Linear Inequalities Project!
Due in Class on _____________

You are going to open your own store. However, you need to get a business partner in order to get
enough money to get your store running. To show your potential partner your business qualifications, you will
show her the process you go through when stocking your products. You are currently trying to decide how
much of product A and product B you want to buy. Product A takes up less space than Product B, but it also
yields a smaller profit. Note: Assume that there will be no problem selling any amount of either product.

You will need to name your store and decide what you want to sell. Product A and Product B will be of
your choosing (name and describe each product). You will need to decide on a reasonable amount of space that
each product will take up in your store. You will also need to assign an appropriate amount of profit for each
product that you sell. Given those amounts of profits for each product and keeping in mind that you have 600ft3
to store those products, how much do you want to make each month in profit from those products? Write two
inequalities to represent your constraints and explain what they represent. Graph the inequalities and label all
important points and axes.

For the final portion of this project, I would like you to reflect on the work you’ve done. Why was the
use of a system of linear inequalities necessary for this problem? What do you think about the assumption I
asked you to make (at the end of the first paragraph)? What other factors would influence the person’s decision
to become your business partner? Pretend you are receiving this proposal; would you want to invest in the store
if you were in their place? What other costs will come into play if you were really opening up your own store?
What is your favorite thing about your store or presentation? Is there anything you would have liked to have
done differently?

****You will give a short (2-3 min) presentation of your project after you turn it in.****

Due in Class on: _____________
Turn this paper in with your project.

	Fails to Meet (F)	Approaching (C)	Meets (B)	Exceeds (A)
Description of Store and Products 15%	There is no description of the store or products. Profits and the amounts of space needed for each product are given, but none of the amounts are reasonable	There is a weak description of the store and products. Profits and the amounts of space needed for each product are given, but none of the amounts are reasonable.	Description of store and products is weak. Profits and the amounts of space needed for each product are given and at least two of the amounts are reasonable.	Description of store and products is thorough. Profits and the amounts of space needed for each product is given and each is reasonable

Inequalities 35%	Inequalities for the space constraints and the profit are not written correctly and are not accurately explained.	Inequalities for the space constraints and the profit are written correctly, but are not explained accurately.	Inequalities for the space constraints and the profit are written correctly and are accurately explained.	Inequalities for the space constraints and the profit are written correctly and are accurately explained and elaborated upon.

Graphs 25%	Graph is not accurate or no important points or elements are labeled.	Graph is accurate, but not well drawn . Very few important points and elements are labeled.	Graph is accurate and easy-tounderstand.

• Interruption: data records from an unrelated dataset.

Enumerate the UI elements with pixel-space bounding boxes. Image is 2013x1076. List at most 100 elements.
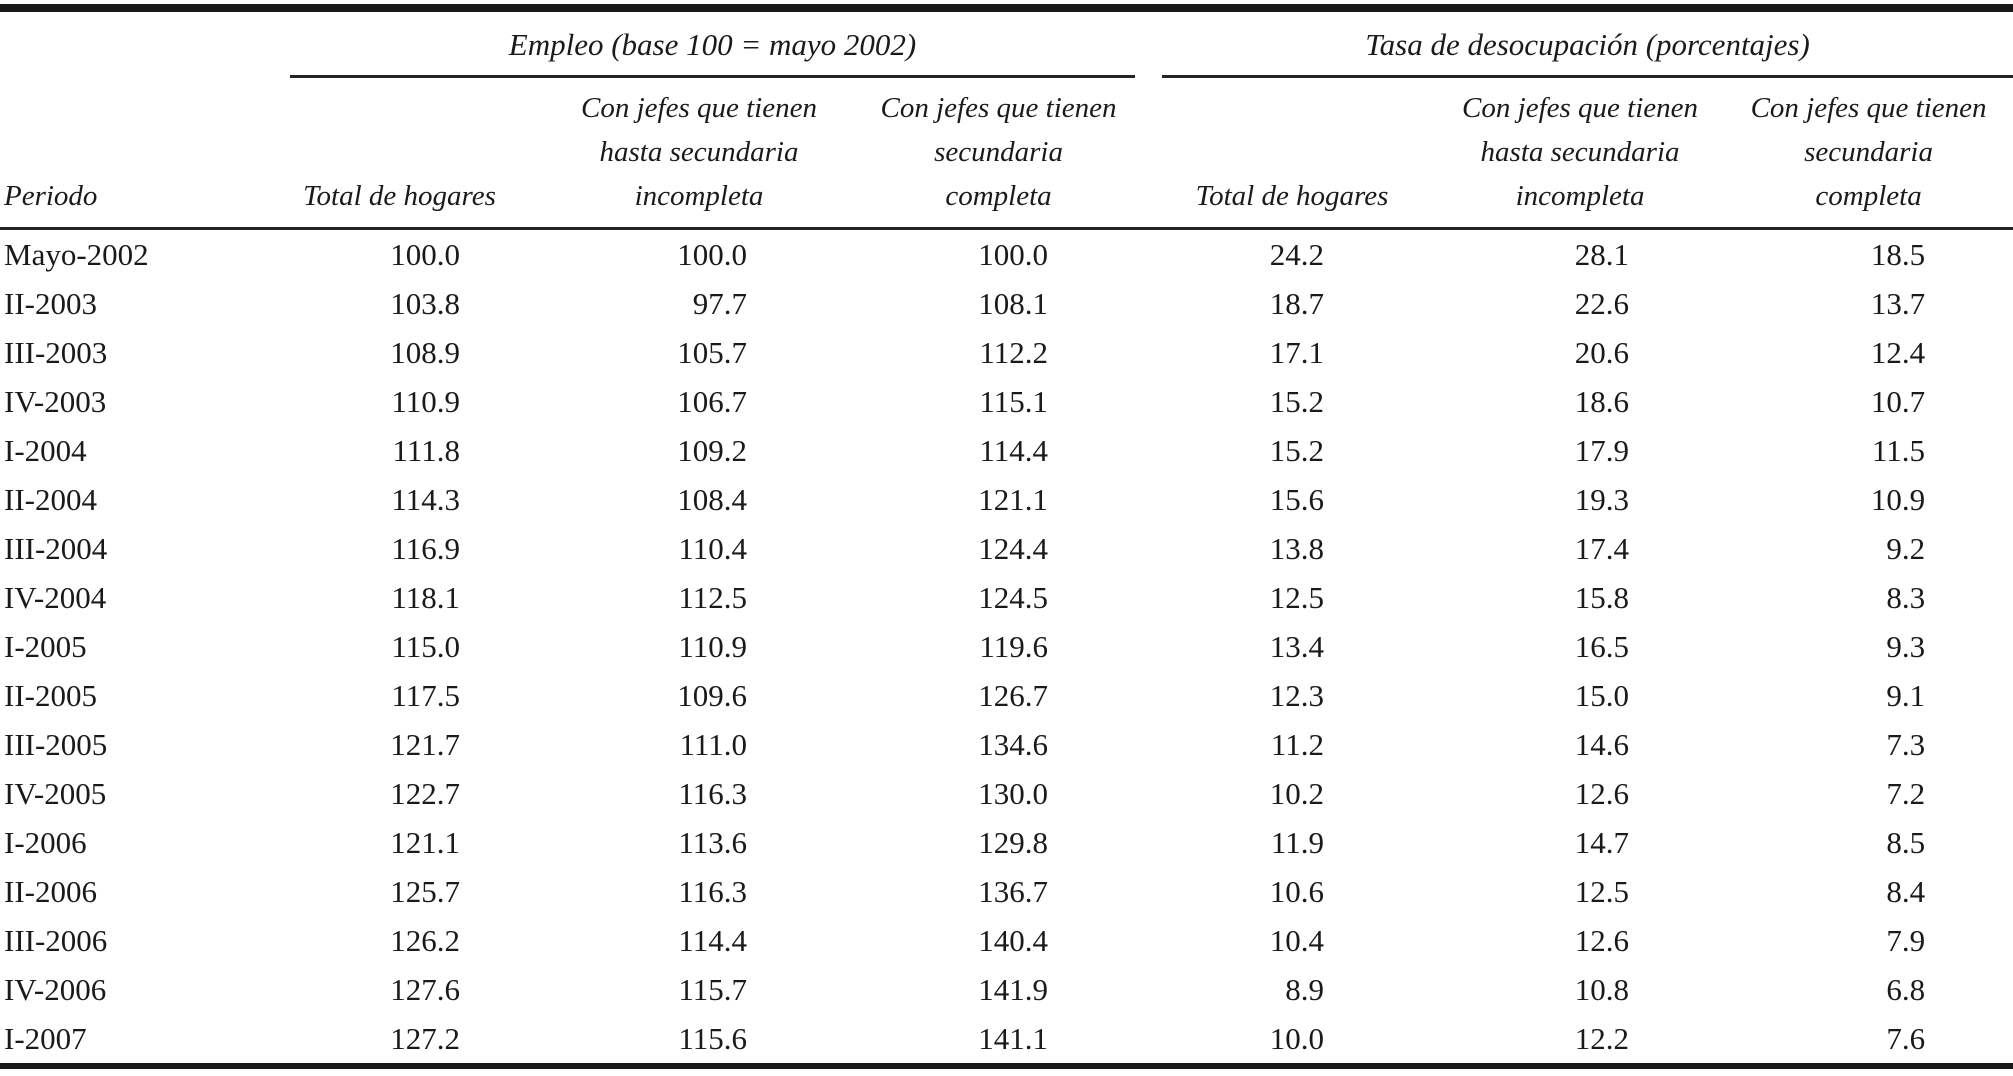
group-header-spacer <box>0 8 250 78</box>
period-cell: I-2004 <box>4 432 87 468</box>
value-cell: 8.9 <box>1285 971 1325 1007</box>
value-cell: 15.8 <box>1574 579 1630 615</box>
value-cell: 106.7 <box>677 383 747 419</box>
value-cell: 115.6 <box>678 1020 747 1056</box>
column-header-tasa-completa: Con jefes que tienen secundaria completa <box>1724 78 2013 230</box>
value-cell: 14.6 <box>1574 726 1630 762</box>
value-cell: 15.2 <box>1269 383 1325 419</box>
value-cell: 10.7 <box>1870 383 1926 419</box>
value-cell: 127.6 <box>390 971 460 1007</box>
value-cell: 15.0 <box>1574 677 1630 713</box>
value-cell: 130.0 <box>978 775 1049 811</box>
period-cell: IV-2004 <box>4 579 107 615</box>
value-cell: 12.4 <box>1870 334 1926 370</box>
value-cell: 112.5 <box>678 579 747 615</box>
group-header-row: Empleo (base 100 = mayo 2002) Tasa de de… <box>0 8 2013 78</box>
period-cell: I-2007 <box>4 1020 87 1056</box>
value-cell: 114.4 <box>979 432 1049 468</box>
value-cell: 12.5 <box>1574 873 1630 909</box>
value-cell: 20.6 <box>1574 334 1630 370</box>
period-cell: IV-2006 <box>4 971 107 1007</box>
value-cell: 126.7 <box>978 677 1049 713</box>
value-cell: 110.9 <box>391 383 460 419</box>
value-cell: 97.7 <box>692 285 747 321</box>
value-cell: 127.2 <box>390 1020 460 1056</box>
period-cell: II-2005 <box>4 677 97 713</box>
value-cell: 109.2 <box>677 432 747 468</box>
value-cell: 100.0 <box>677 236 747 272</box>
value-cell: 11.5 <box>1871 432 1926 468</box>
value-cell: 121.1 <box>978 481 1049 517</box>
value-cell: 105.7 <box>677 334 747 370</box>
value-cell: 116.3 <box>678 775 747 811</box>
period-cell: I-2005 <box>4 628 87 664</box>
period-cell: III-2004 <box>4 530 108 566</box>
value-cell: 11.2 <box>1270 726 1325 762</box>
value-cell: 111.8 <box>392 432 460 468</box>
value-cell: 117.5 <box>391 677 460 713</box>
value-cell: 15.6 <box>1269 481 1325 517</box>
table-row: IV-2005 122.7 116.3 130.0 10.2 12.6 7.2 <box>0 769 2013 818</box>
value-cell: 15.2 <box>1269 432 1325 468</box>
table-row: I-2006 121.1 113.6 129.8 11.9 14.7 8.5 <box>0 818 2013 867</box>
value-cell: 12.5 <box>1269 579 1325 615</box>
value-cell: 113.6 <box>678 824 747 860</box>
value-cell: 8.4 <box>1886 873 1926 909</box>
value-cell: 141.1 <box>978 1020 1049 1056</box>
value-cell: 24.2 <box>1269 236 1325 272</box>
table-row: II-2006 125.7 116.3 136.7 10.6 12.5 8.4 <box>0 867 2013 916</box>
value-cell: 115.1 <box>979 383 1049 419</box>
period-cell: II-2004 <box>4 481 97 517</box>
period-cell: IV-2003 <box>4 383 107 419</box>
value-cell: 8.3 <box>1886 579 1926 615</box>
value-cell: 14.7 <box>1574 824 1630 860</box>
table-row: IV-2006 127.6 115.7 141.9 8.9 10.8 6.8 <box>0 965 2013 1014</box>
table-row: III-2006 126.2 114.4 140.4 10.4 12.6 7.9 <box>0 916 2013 965</box>
period-cell: III-2003 <box>4 334 108 370</box>
value-cell: 103.8 <box>390 285 460 321</box>
value-cell: 121.1 <box>390 824 460 860</box>
value-cell: 22.6 <box>1574 285 1630 321</box>
value-cell: 109.6 <box>677 677 747 713</box>
column-header-periodo: Periodo <box>0 78 250 230</box>
value-cell: 17.9 <box>1574 432 1630 468</box>
value-cell: 126.2 <box>390 922 460 958</box>
value-cell: 10.8 <box>1574 971 1630 1007</box>
value-cell: 7.2 <box>1886 775 1926 811</box>
value-cell: 121.7 <box>390 726 460 762</box>
value-cell: 12.6 <box>1574 922 1630 958</box>
value-cell: 13.4 <box>1269 628 1325 664</box>
value-cell: 10.0 <box>1269 1020 1325 1056</box>
value-cell: 16.5 <box>1574 628 1630 664</box>
value-cell: 8.5 <box>1886 824 1926 860</box>
value-cell: 7.3 <box>1886 726 1926 762</box>
value-cell: 111.0 <box>679 726 747 762</box>
value-cell: 9.3 <box>1886 628 1926 664</box>
value-cell: 10.9 <box>1870 481 1926 517</box>
period-cell: III-2006 <box>4 922 108 958</box>
value-cell: 17.4 <box>1574 530 1630 566</box>
group-header-empleo: Empleo (base 100 = mayo 2002) <box>250 8 1148 78</box>
table-row: II-2005 117.5 109.6 126.7 12.3 15.0 9.1 <box>0 671 2013 720</box>
value-cell: 115.0 <box>391 628 460 664</box>
value-cell: 134.6 <box>978 726 1049 762</box>
value-cell: 115.7 <box>678 971 747 1007</box>
value-cell: 112.2 <box>979 334 1049 370</box>
value-cell: 10.6 <box>1269 873 1325 909</box>
value-cell: 7.9 <box>1886 922 1926 958</box>
value-cell: 122.7 <box>390 775 460 811</box>
period-cell: I-2006 <box>4 824 87 860</box>
value-cell: 108.1 <box>978 285 1049 321</box>
value-cell: 108.4 <box>677 481 747 517</box>
value-cell: 28.1 <box>1574 236 1630 272</box>
group-title-empleo: Empleo (base 100 = mayo 2002) <box>290 12 1136 78</box>
value-cell: 11.9 <box>1270 824 1325 860</box>
value-cell: 124.4 <box>978 530 1049 566</box>
value-cell: 110.4 <box>678 530 747 566</box>
column-header-empleo-completa: Con jefes que tienen secundaria completa <box>849 78 1149 230</box>
table-row: IV-2004 118.1 112.5 124.5 12.5 15.8 8.3 <box>0 573 2013 622</box>
table-row: III-2003 108.9 105.7 112.2 17.1 20.6 12.… <box>0 328 2013 377</box>
column-header-tasa-total: Total de hogares <box>1148 78 1437 230</box>
value-cell: 18.7 <box>1269 285 1325 321</box>
period-cell: III-2005 <box>4 726 108 762</box>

Most important points and elements are labeled.	Graph is accurate and easy-tounderstand. They look professional and are all important points and elements are labeled.

Reflection 25%	Very few or no questions are answered. Writing is not easy to read.	Only around half the questions were answered. Writing is mostly easy to read.	Most questions were answered and elaborated upon. Writing is easy to read.	All questions were answered and elaborated upon. Writing is very easy to read and grammatically correct.